12/4/11

Toxoplasma gondii: zombie microbe




In central Europe, a speeding car ploughs into the central reservation, killing the driver. At exactly the same moment in rural Ireland, a shepherd watches in despair as two thirds of his ewes miscarry. Meanwhile, on a garbage-strewn street in east London, a cat pounces on an unwary rat.

Three species, in three locations, dead in three different ways. But all victims of the same killer.

The idea of a sinister force able to bend people to its will has long been a staple of science fiction. Invasion of the Body Snatchers, Shivers, The Manchurian Candidate: all drew their horror from the alarming thought that other humans might have been subsumed by some nefarious agent.

We fear such people, we say they lack humanity. They are automaton, puppet, zombie. Beware, then: the reality is that such mind control not only exists but is widespread – certainly in other species, and perhaps in our own too.

Toxoplasma gondii is a microorganism that likes nothing better than to set up residence inside a warm-blooded host, typically a rat. The only time it gets particularly fussy over its surroundings is when it comes to sex, which can only take place in a cat. That poses a bit of a problem for the parasite, as rats aren't known for their fondness of the feline race.

But T. gondii has a very clever trick up its sleeve: it rewires the rat brain. Rodents infected with T. gondii lose their instinctual fear of cats and engage in reckless risk-taking that sooner or later puts them into the jaws of a passing cat.

Should we be concerned that around 40% of the human race is infected with T. gondii?

For a long time, nobody thought so. T. gondii is known to cause birth defects and precipitate spontaneous abortions, and for that reason pregnant women are warned to stay away from cats. But it's also one of any number of bugs that we pick up in our lifetime without experiencing any noticeable effects.

That perception changed when a Czech parasitologist named Jaroslav Flegr decided to look for evidence that T. gondii's mind-meddling extends beyond rats. Testing the blood of drivers responsible for causing traffic accidents, he discovered they were two and a half times more likely to have been exposed to T. gondii than the general population. Might these drivers have been unwittingly egged on by a tiny parasite?

The evidence is that T. gondii can't exert the same level of control over humans that it has over rats. It has the right tools, but it doesn't quite know how this particular model works.

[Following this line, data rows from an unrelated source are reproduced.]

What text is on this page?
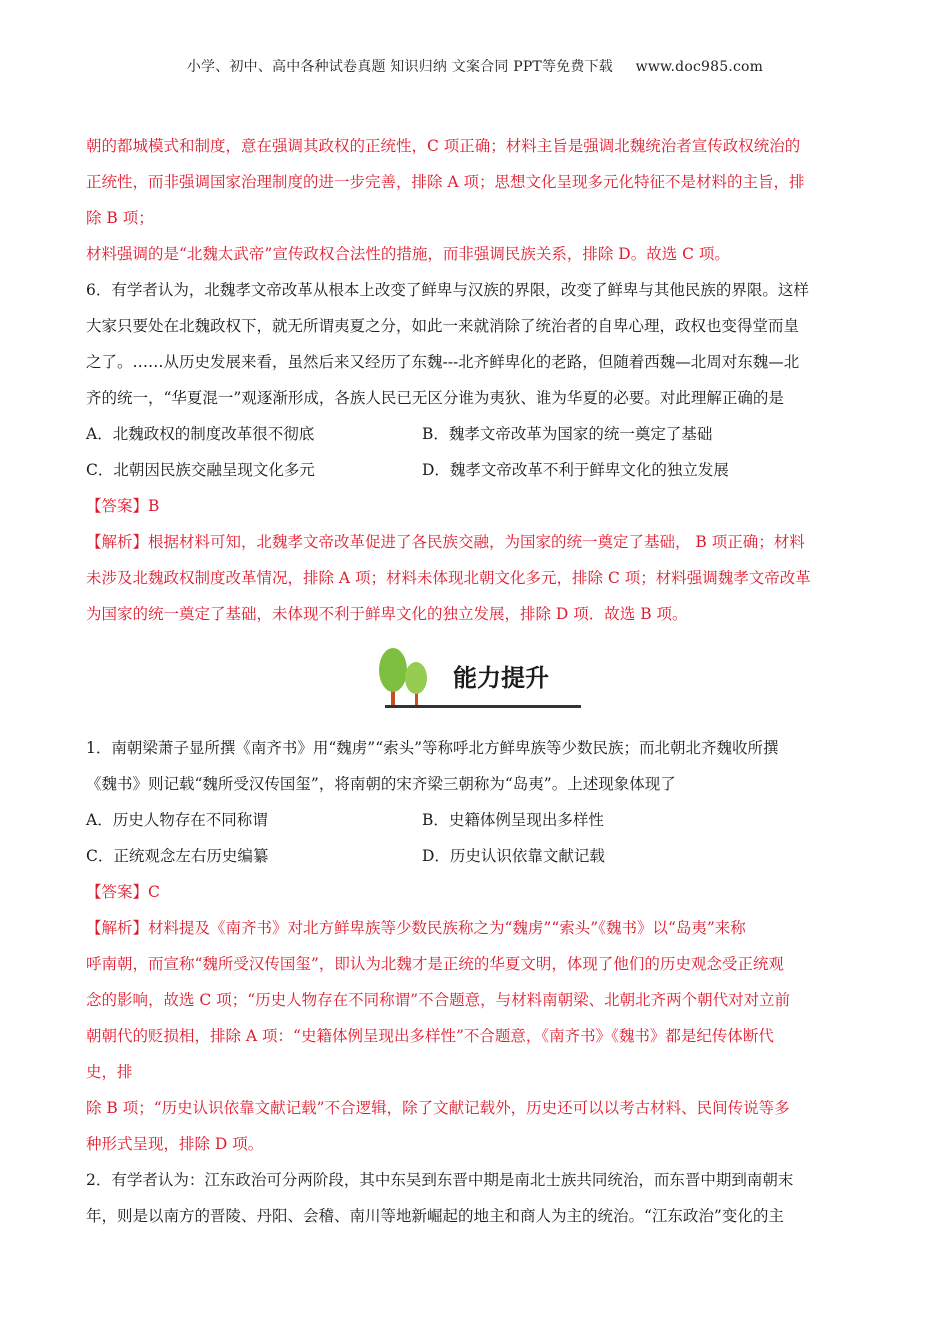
小学、初中、高中各种试卷真题 知识归纳 文案合同 PPT等免费下载 www.doc985.com
朝的都城模式和制度，意在强调其政权的正统性，C 项正确；材料主旨是强调北魏统治者宣传政权统治的
正统性，而非强调国家治理制度的进一步完善，排除 A 项；思想文化呈现多元化特征不是材料的主旨，排
除 B 项；
材料强调的是“北魏太武帝”宣传政权合法性的措施，而非强调民族关系，排除 D。故选 C 项。
6．有学者认为，北魏孝文帝改革从根本上改变了鲜卑与汉族的界限，改变了鲜卑与其他民族的界限。这样
大家只要处在北魏政权下，就无所谓夷夏之分，如此一来就消除了统治者的自卑心理，政权也变得堂而皇
之了。……从历史发展来看，虽然后来又经历了东魏---北齐鲜卑化的老路，但随着西魏—北周对东魏—北
齐的统一，“华夏混一”观逐渐形成，各族人民已无区分谁为夷狄、谁为华夏的必要。对此理解正确的是
A．北魏政权的制度改革很不彻底	B．魏孝文帝改革为国家的统一奠定了基础
C．北朝因民族交融呈现文化多元	D．魏孝文帝改革不利于鲜卑文化的独立发展
【答案】B
【解析】根据材料可知，北魏孝文帝改革促进了各民族交融，为国家的统一奠定了基础， B 项正确；材料
未涉及北魏政权制度改革情况，排除 A 项；材料未体现北朝文化多元，排除 C 项；材料强调魏孝文帝改革
为国家的统一奠定了基础，未体现不利于鲜卑文化的独立发展，排除 D 项．故选 B 项。
能力提升
1．南朝梁萧子显所撰《南齐书》用“魏虏”“索头”等称呼北方鲜卑族等少数民族；而北朝北齐魏收所撰
《魏书》则记载“魏所受汉传国玺”，将南朝的宋齐梁三朝称为“岛夷”。上述现象体现了
A．历史人物存在不同称谓	B．史籍体例呈现出多样性
C．正统观念左右历史编纂	D．历史认识依靠文献记载
【答案】C
【解析】材料提及《南齐书》对北方鲜卑族等少数民族称之为“魏虏”“索头”《魏书》以“岛夷”来称
呼南朝，而宣称“魏所受汉传国玺”，即认为北魏才是正统的华夏文明，体现了他们的历史观念受正统观
念的影响，故选 C 项；“历史人物存在不同称谓”不合题意，与材料南朝梁、北朝北齐两个朝代对对立前
朝朝代的贬损相，排除 A 项：“史籍体例呈现出多样性”不合题意，《南齐书》《魏书》都是纪传体断代
史，排
除 B 项；“历史认识依靠文献记载”不合逻辑，除了文献记载外，历史还可以以考古材料、民间传说等多
种形式呈现，排除 D 项。
2．有学者认为：江东政治可分两阶段，其中东吴到东晋中期是南北士族共同统治，而东晋中期到南朝末
年，则是以南方的晋陵、丹阳、会稽、南川等地新崛起的地主和商人为主的统治。“江东政治”变化的主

Nevertheless, it's an unsettling thought. While we're reconciled to the idea of disease in our body, diseases of the mind still carry a tremendous stigma. Maybe this is because we've grown to view the body as a fleshy extension of our mind. Our identity – the human soul – is incorporeal, and immutable. Cut off a toe and you're still you. The toe isn't.

We project this fantasy even beyond death, insisting that as our mortal remains crumble into compost, the fragment that is "us" somehow lives on.

We've just about reached the point where we can start talking openly about mental illness, that there is some ideal state of mind from which we can get displaced, that the gears of the mind sometimes run too fast or too slow. But we still prefer that ideal state.

So ask yourself this: if I could test your blood, and reveal that, most likely, a parasite was responsible for your convivial nature, or your love of roller-coasters, would you want it removed?

Our understanding of behaviour-modifying parasites is in its infancy. We're still coming to terms with what effects they have, let alone how they do it. Future research will focus on parasites suspected of causing mental disorders – T. gondii has already been implicated in the development of schizophrenia.

In many ways, this echoes work done over a century ago as scientists got to grips with how invisible microbial pathogens cause disease. Eventually we not only came to terms with these bugs, but embraced them. Jaunty adverts on TV remind us to top up our "friendly bacteria".

In the future, will T. gondii's descendents be commodified to offer us bacterial pick-me-ups? Now that we're used to viewing our bodies as an ecosystem, can we make space in our minds for another voice?

AMC's acclaimed drama The Walking Dead aired on terrestrial TV on Sunday, the story of a group of survivors struggling to keep their humanity in the face of a zombie apocalypse. In the run up, Channel 5 took out full-page ads in newspapers to ask readers "WHAT MAKES US HUMAN?".

With the triumph of microbes such as T. gondii, the distinction may not be as clear as we'd like it to be.